Silvia Rindone, EY UK&I retail lead, says: “Although retail sales rose slightly in October, they continued their broad downward trajectory – coming in lower than they were in August – as consumers continued to cut back on discretionary spending on ‘big ticket’ items. The unseasonably warm autumn weather meant shoppers may have delayed buying their winter wardrobes, placing further pressure on many retailers and brands already contending with falling consumer confidence.
“As a result, we are seeing numerous retailers heavily discounting ahead of Black Friday on 25 November. Many will be hoping the start of the 2022 World Cup will offer a much-needed boost, particularly to food store sales which fell by 1% in October. The announcement in yesterday’s Autumn Statement that energy bills support will be scaled back in April 2023, as well as the freeze on income tax thresholds, is likely to further dampen consumer confidence at a critical time for the retail sector.
“Falling consumer confidence is now having a clear impact on retailers’ bottom lines. EY-Parthenon’s latest Profit Warnings analysis for Q3 2022 found that over 40% of FTSE Retailers issued a profit warning in the last 12 months as spiralling costs, supply chain and labour challenges combined with shrinking demand. Now, more than ever, retailers need to ensure they have a differentiated pricing strategy in place which secures consumer demand and allows them to pass on price increases to certain customer segments. They also need to ensure they have cash management plans in place to free up working capital which will be vital to surviving a challenging winter.”
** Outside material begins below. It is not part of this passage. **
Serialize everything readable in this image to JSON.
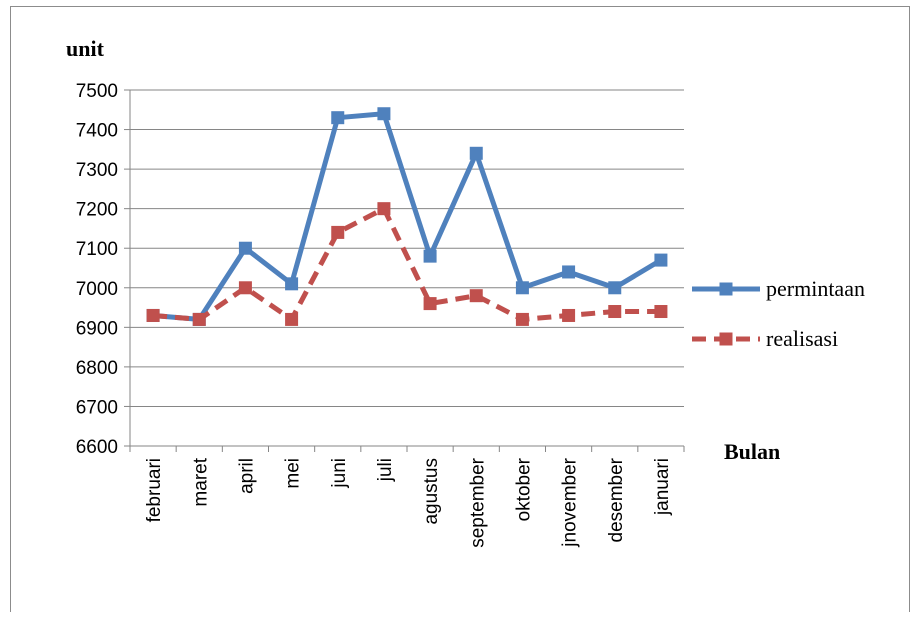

And Alexia Pedersen, VP of EMEA at O’Reilly, says: “With only a slight recovery in retail sales last month, retailers must continue to focus on technological innovation to attract new customers in 2023. Digital skills such as software architecture, data analysis and AI and automation will enable retailers to remain competitive and spur growth. Yet, despite digital skills now being required for 79% of all retail jobs, such demand has outgrown the level of digital skills available.
“With the UK currently facing its most challenging economic climate in decades, now is the time for retail companies to deploy upskilling programmes alongside ongoing recruitment efforts to close the digital skills gap once and for all. Encouragingly, our research shows the majority (85%) of retail organisations will increase investment in tech L&D over the next twelve months. Likewise, employees should prioritise learning and development (L&D) to safeguard their role and make themselves an invaluable asset to their organisation. Ultimately, both employers and employees need to work together to create a highly-skilled digital workforce, which will be vital for the UK to remain at forefront of the global retail industry.”